Leonardo
Boff, no Jornal do Brasil
Tempos atrás publiquei
um artigo com o título Contra as tramoias da direita: sustentar a Dilma
Rousseff. Agora, em tempos de campanha presidencial, vejo como ele
mantém ainda atualidade. Refaço o texto no contexto atual. É notório que a
direita brasileira, especialmente aquela articulação de forças elitistas
que sempre ocuparam o poder de Estado e o trataram como propriedade privada
(patrimonialismo), apoiadas pela mídia privada e familiar, está se aproveitando
da crise que é mundial e não apenas nacional (e temos a vantagem de manter um
mínimo de crescimento e o emprego dos trabalhadores, coisa que não acontece nem
na Europa nem nos EUA) para fazer sangrar a presidenta Dilma e desmoralizar o
PT, e assim criar uma atmosfera que lhes permite voltar ao lugar que por via
democrática perderam.
Celso Furtado num livro
pouco lido A construção interrompida (1993) escreveu com
acerto: ”O tempo histórico se acelera, e a contagem desse tempo se faz
contra nós. Trata-se de saber se temos um futuro como nação que conta na
construção do devenir humano. Ou se prevalecerão as forças que se empenham em
interromper o nosso processo histórico de formação de um Estado-nação”

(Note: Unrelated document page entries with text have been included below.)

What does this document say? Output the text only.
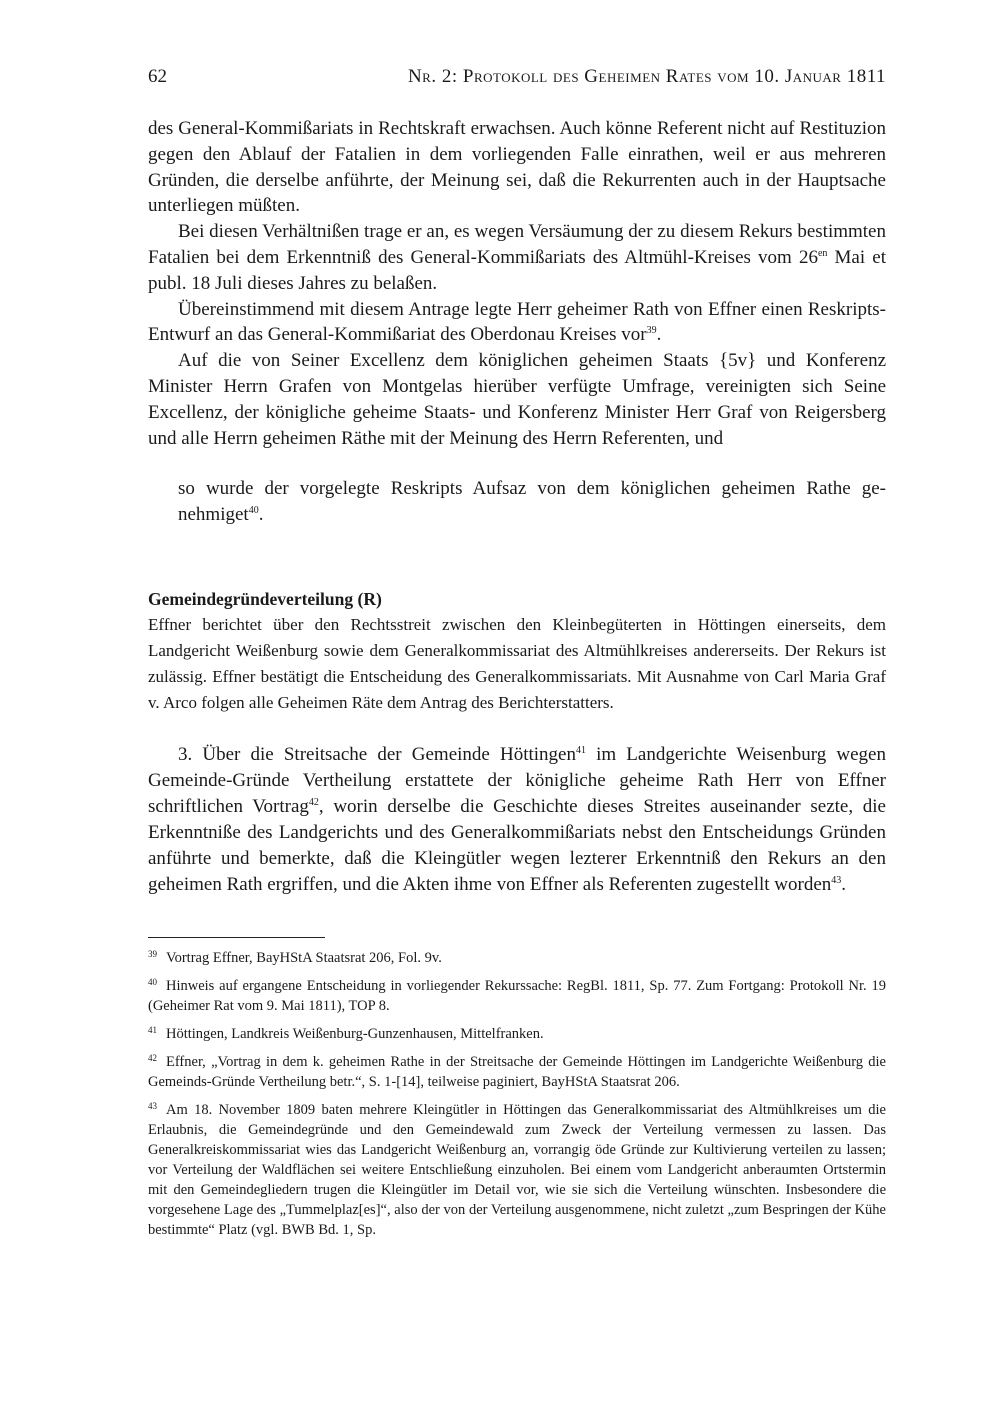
62	Nr. 2: Protokoll des Geheimen Rates vom 10. Januar 1811

des General-Kommißariats in Rechtskraft erwachsen. Auch könne Referent nicht auf Restituzion gegen den Ablauf der Fatalien in dem vorliegenden Falle einrathen, weil er aus mehreren Gründen, die derselbe anführte, der Meinung sei, daß die Rekurrenten auch in der Hauptsache unterliegen müßten.

Bei diesen Verhältnißen trage er an, es wegen Versäumung der zu diesem Rekurs bestimmten Fatalien bei dem Erkenntniß des General-Kommißariats des Altmühl-Kreises vom $26^{en}$ Mai et publ. 18 Juli dieses Jahres zu belaßen.

Übereinstimmend mit diesem Antrage legte Herr geheimer Rath von Effner einen Reskripts-Entwurf an das General-Kommißariat des Oberdonau Kreises vor$^{39}$.

Auf die von Seiner Excellenz dem königlichen geheimen Staats {5v} und Konferenz Minister Herrn Grafen von Montgelas hierüber verfügte Umfrage, vereinigten sich Seine Excellenz, der königliche geheime Staats- und Konferenz Minister Herr Graf von Reigersberg und alle Herrn geheimen Räthe mit der Meinung des Herrn Referenten, und

so wurde der vorgelegte Reskripts Aufsaz von dem königlichen geheimen Rathe genehmiget$^{40}$.

Gemeindegründeverteilung (R)

Effner berichtet über den Rechtsstreit zwischen den Kleinbegüterten in Höttingen einerseits, dem Landgericht Weißenburg sowie dem Generalkommissariat des Altmühlkreises andererseits. Der Rekurs ist zulässig. Effner bestätigt die Entscheidung des Generalkommissariats. Mit Ausnahme von Carl Maria Graf v. Arco folgen alle Geheimen Räte dem Antrag des Berichterstatters.

3. Über die Streitsache der Gemeinde Höttingen$^{41}$ im Landgerichte Weisenburg wegen Gemeinde-Gründe Vertheilung erstattete der königliche geheime Rath Herr von Effner schriftlichen Vortrag$^{42}$, worin derselbe die Geschichte dieses Streites auseinander sezte, die Erkenntniße des Landgerichts und des Generalkommißariats nebst den Entscheidungs Gründen anführte und bemerkte, daß die Kleingütler wegen lezterer Erkenntniß den Rekurs an den geheimen Rath ergriffen, und die Akten ihme von Effner als Referenten zugestellt worden$^{43}$.

$^{39}$ Vortrag Effner, BayHStA Staatsrat 206, Fol. 9v.

$^{40}$ Hinweis auf ergangene Entscheidung in vorliegender Rekurssache: RegBl. 1811, Sp. 77. Zum Fortgang: Protokoll Nr. 19 (Geheimer Rat vom 9. Mai 1811), TOP 8.

$^{41}$ Höttingen, Landkreis Weißenburg-Gunzenhausen, Mittelfranken.

$^{42}$ Effner, „Vortrag in dem k. geheimen Rathe in der Streitsache der Gemeinde Höttingen im Landgerichte Weißenburg die Gemeinds-Gründe Vertheilung betr.“, S. 1-[14], teilweise paginiert, BayHStA Staatsrat 206.

$^{43}$ Am 18. November 1809 baten mehrere Kleingütler in Höttingen das Generalkommissariat des Altmühlkreises um die Erlaubnis, die Gemeindegründe und den Gemeindewald zum Zweck der Verteilung vermessen zu lassen. Das Generalkreiskommissariat wies das Landgericht Weißenburg an, vorrangig öde Gründe zur Kultivierung verteilen zu lassen; vor Verteilung der Waldflächen sei weitere Entschließung einzuholen. Bei einem vom Landgericht anberaumten Ortstermin mit den Gemeindegliedern trugen die Kleingütler im Detail vor, wie sie sich die Verteilung wünschten. Insbesondere die vorgesehene Lage des „Tummelplaz[es]“, also der von der Verteilung ausgenommene, nicht zuletzt „zum Bespringen der Kühe bestimmte“ Platz (vgl. BWB Bd. 1, Sp.
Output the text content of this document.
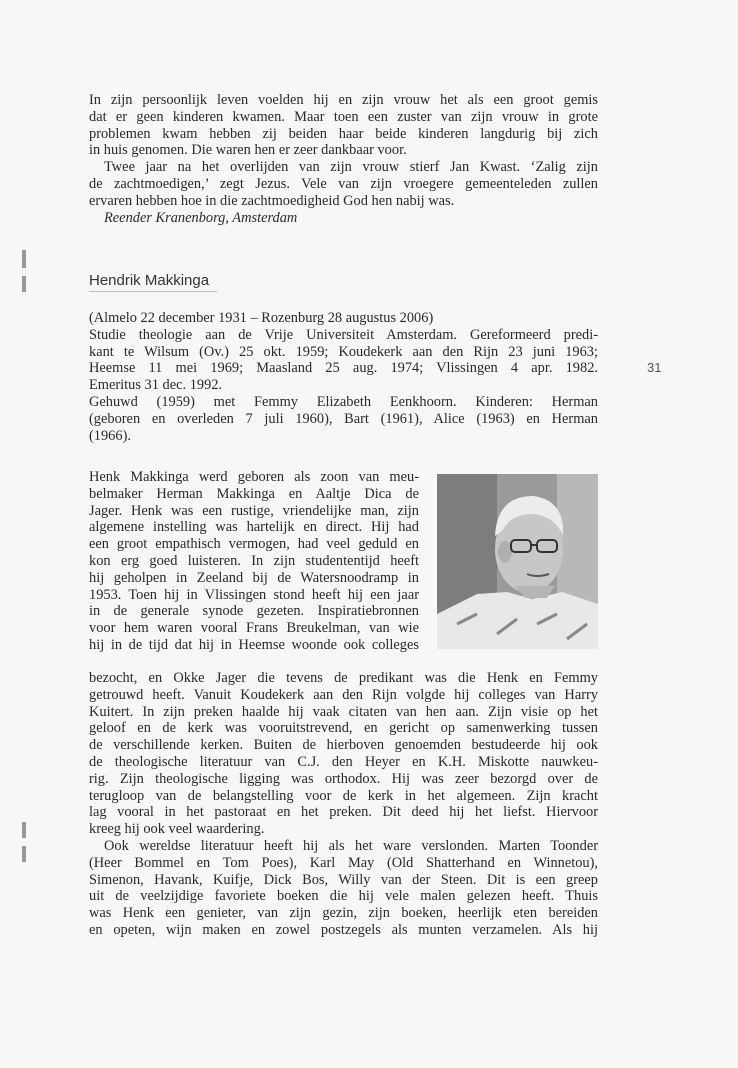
In zijn persoonlijk leven voelden hij en zijn vrouw het als een groot gemis
dat er geen kinderen kwamen. Maar toen een zuster van zijn vrouw in grote
problemen kwam hebben zij beiden haar beide kinderen langdurig bij zich
in huis genomen. Die waren hen er zeer dankbaar voor.
Twee jaar na het overlijden van zijn vrouw stierf Jan Kwast. ‘Zalig zijn
de zachtmoedigen,’ zegt Jezus. Vele van zijn vroegere gemeenteleden zullen
ervaren hebben hoe in die zachtmoedigheid God hen nabij was.
Reender Kranenborg, Amsterdam
Hendrik Makkinga
(Almelo 22 december 1931 – Rozenburg 28 augustus 2006)
Studie theologie aan de Vrije Universiteit Amsterdam. Gereformeerd predi-
kant te Wilsum (Ov.) 25 okt. 1959; Koudekerk aan den Rijn 23 juni 1963;
Heemse 11 mei 1969; Maasland 25 aug. 1974; Vlissingen 4 apr. 1982.
Emeritus 31 dec. 1992.
Gehuwd (1959) met Femmy Elizabeth Eenkhoorn. Kinderen: Herman
(geboren en overleden 7 juli 1960), Bart (1961), Alice (1963) en Herman
(1966).
Henk Makkinga werd geboren als zoon van meu-
belmaker Herman Makkinga en Aaltje Dica de
Jager. Henk was een rustige, vriendelijke man, zijn
algemene instelling was hartelijk en direct. Hij had
een groot empathisch vermogen, had veel geduld en
kon erg goed luisteren. In zijn studententijd heeft
hij geholpen in Zeeland bij de Watersnoodramp in
1953. Toen hij in Vlissingen stond heeft hij een jaar
in de generale synode gezeten. Inspiratiebronnen
voor hem waren vooral Frans Breukelman, van wie
hij in de tijd dat hij in Heemse woonde ook colleges
bezocht, en Okke Jager die tevens de predikant was die Henk en Femmy
getrouwd heeft. Vanuit Koudekerk aan den Rijn volgde hij colleges van Harry
Kuitert. In zijn preken haalde hij vaak citaten van hen aan. Zijn visie op het
geloof en de kerk was vooruitstrevend, en gericht op samenwerking tussen
de verschillende kerken. Buiten de hierboven genoemden bestudeerde hij ook
de theologische literatuur van C.J. den Heyer en K.H. Miskotte nauwkeu-
rig. Zijn theologische ligging was orthodox. Hij was zeer bezorgd over de
terugloop van de belangstelling voor de kerk in het algemeen. Zijn kracht
lag vooral in het pastoraat en het preken. Dit deed hij het liefst. Hiervoor
kreeg hij ook veel waardering.
Ook wereldse literatuur heeft hij als het ware verslonden. Marten Toonder
(Heer Bommel en Tom Poes), Karl May (Old Shatterhand en Winnetou),
Simenon, Havank, Kuifje, Dick Bos, Willy van der Steen. Dit is een greep
uit de veelzijdige favoriete boeken die hij vele malen gelezen heeft. Thuis
was Henk een genieter, van zijn gezin, zijn boeken, heerlijk eten bereiden
en opeten, wijn maken en zowel postzegels als munten verzamelen. Als hij
31
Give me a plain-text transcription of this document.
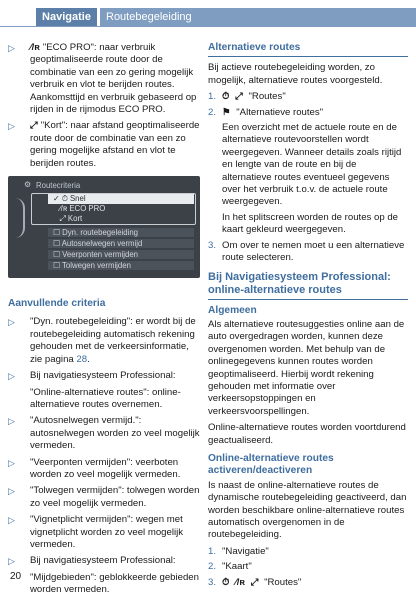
Navigatie	Routebegeleiding
▷ ∕/ʀ "ECO PRO": naar verbruik geoptimaliseerde route door de combinatie van een zo gering mogelijk verbruik en vlot te berijden routes. Aankomsttijd en verbruik gebaseerd op rijden in de rijmodus ECO PRO.
▷ ⤢ "Kort": naar afstand geoptimaliseerde route door de combinatie van een zo gering mogelijke afstand en vlot te berijden routes.
⚙ Routecriteria
✓ ⏱ Snel
∕/ʀ ECO PRO
⤢ Kort
☐ Dyn. routebegeleiding
☐ Autosnelwegen vermijd
☐ Veerponten vermijden
☐ Tolwegen vermijden
Aanvullende criteria
▷ "Dyn. routebegeleiding": er wordt bij de routebegeleiding automatisch rekening gehouden met de verkeersinformatie, zie pagina 28.
▷ Bij navigatiesysteem Professional:
"Online-alternatieve routes": online-alternatieve routes overnemen.
▷ "Autosnelwegen vermijd.": autosnelwegen worden zo veel mogelijk vermeden.
▷ "Veerponten vermijden": veerboten worden zo veel mogelijk vermeden.
▷ "Tolwegen vermijden": tolwegen worden zo veel mogelijk vermeden.
▷ "Vignetplicht vermijden": wegen met vignetplicht worden zo veel mogelijk vermeden.
▷ Bij navigatiesysteem Professional:
"Mijdgebieden": geblokkeerde gebieden worden vermeden.
Alternatieve routes

Bij actieve routebegeleiding worden, zo mogelijk, alternatieve routes voorgesteld.

1. ⏱ ⤢ "Routes"
2. ⚑ "Alternatieve routes"
Een overzicht met de actuele route en de alternatieve routevoorstellen wordt weergegeven. Wanneer details zoals rijtijd en lengte van de route en bij de alternatieve routes eventueel gegevens over het verbruik t.o.v. de actuele route weergegeven.
In het splitscreen worden de routes op de kaart gekleurd weergegeven.
3. Om over te nemen moet u een alternatieve route selecteren.
Bij Navigatiesysteem Professional: online-alternatieve routes
Algemeen

Als alternatieve routesuggesties online aan de auto overgedragen worden, kunnen deze overgenomen worden. Met behulp van de onlinegegevens kunnen routes worden geoptimaliseerd. Hierbij wordt rekening gehouden met informatie over verkeersopstoppingen en verkeersvoorspellingen.

Online-alternatieve routes worden voortdurend geactualiseerd.

Online-alternatieve routes activeren/deactiveren

Is naast de online-alternatieve routes de dynamische routebegeleiding geactiveerd, dan worden beschikbare online-alternatieve routes automatisch overgenomen in de routebegeleiding.

1. "Navigatie"
2. "Kaart"
3. ⏱ ∕/ʀ ⤢ "Routes"
20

(Paz e Terra, Rio, 1993, 35).
Aqui reside a verdadeira
questão: queremos prolongar a dependência daquelas forças nacionais e mundiais
que sempre nos mantiverem alinhados e sócios menores de seu projeto,
ou queremos completar a invenção do Brasil como nação soberana que tem muito
que contribuir para a atual crise ecológico social do mundo.
Se por um lado não
podemos nos privar de algumas críticas ao governo do PT, mas críticas
construtivas, por outro, seria faltar à verdade se não reconhecêssemos os
avanços significativos sob os governos do Partido dos Trabalhadores. A inclusão
social realizada e as políticas sociais benéficas para aqueles
milhões que sempre estiveram à margem possuem uma magnitude histórica cujo
significado ainda não acabamos de avaliar, especialmente se nos confrontarmos
com as fases históricas anteriores, hegemonizadas pelas elites tradicionais que
sempre detiveram o poder de Estado.
Surgiu um estranho ódio
contra o PT em muitos âmbitos da sociedade: suspeito que esse ódio é
porque as políticas públicas permitiram aos pobres usarem o avião e visitarem
seus parentes no Nordeste, que conseguiram comprar seu carrinho e comprar num
shopping moderno. O lugar deles não é no avião mas permanecer lá na periferia,
pois esse é seu lugar. Mas eles foram integrados na sociedade e em seus
benefícios.
Devemos aproveitar
as oportunidades que os países centrais em profunda crise nos propiciam:
reafirmar nossa autonomia e garantindo nosso futuro autônomo mas relacionado
com a totalidade do mundo ou desperdiçá-las, e viveremos atrelados ao destino
sempre decidido por eles que nos querem condenar a sermos apenas os
fornecedores dos produtos in natura que lhes falta e assim
voltam a nos recolonizar.
Não podemos aceitar esta
estranha divisão internacional do trabalho. Temos que retomar o sonho de alguns
de nossos melhores analistas do quilate de Darcy Ribeiro e de Celso
Furtado entre outros que propuseram uma reinvenção ou refundação do Brasil sobre
bases nossas, gestadas pelo nosso ensaio civilizatório tão enaltecido
mundialmente.
Este é o desafio lançado
aos candidatos à mais alta instância de poder no país. Não vejo figura melhor
para seguir nesta reconstrução a partir de baixo, com uma democracia
participativa, com os seus conselhos e movimentos populares opinando e
ajudando a formular caminhos que nos levem para frente e para o alto do que a
atual presidenta Dilma.
A situação é urgente,
pois, como advertia pesaroso Celso Furtado: “Tudo aponta para a inviabilização
do país como projeto nacional” (op.cit. 35). Nós não queremos aceitar como
fatal esta severa advertência. Não devemos reconhecer as derrotas sem
antes dar as batalhas como nos ensinava Dom Quixote em sua gaia
sabedoria.
Essa batalha será
decidida dia 5 de outubro. Que os bons espíritos guiem os rumos de nosso país.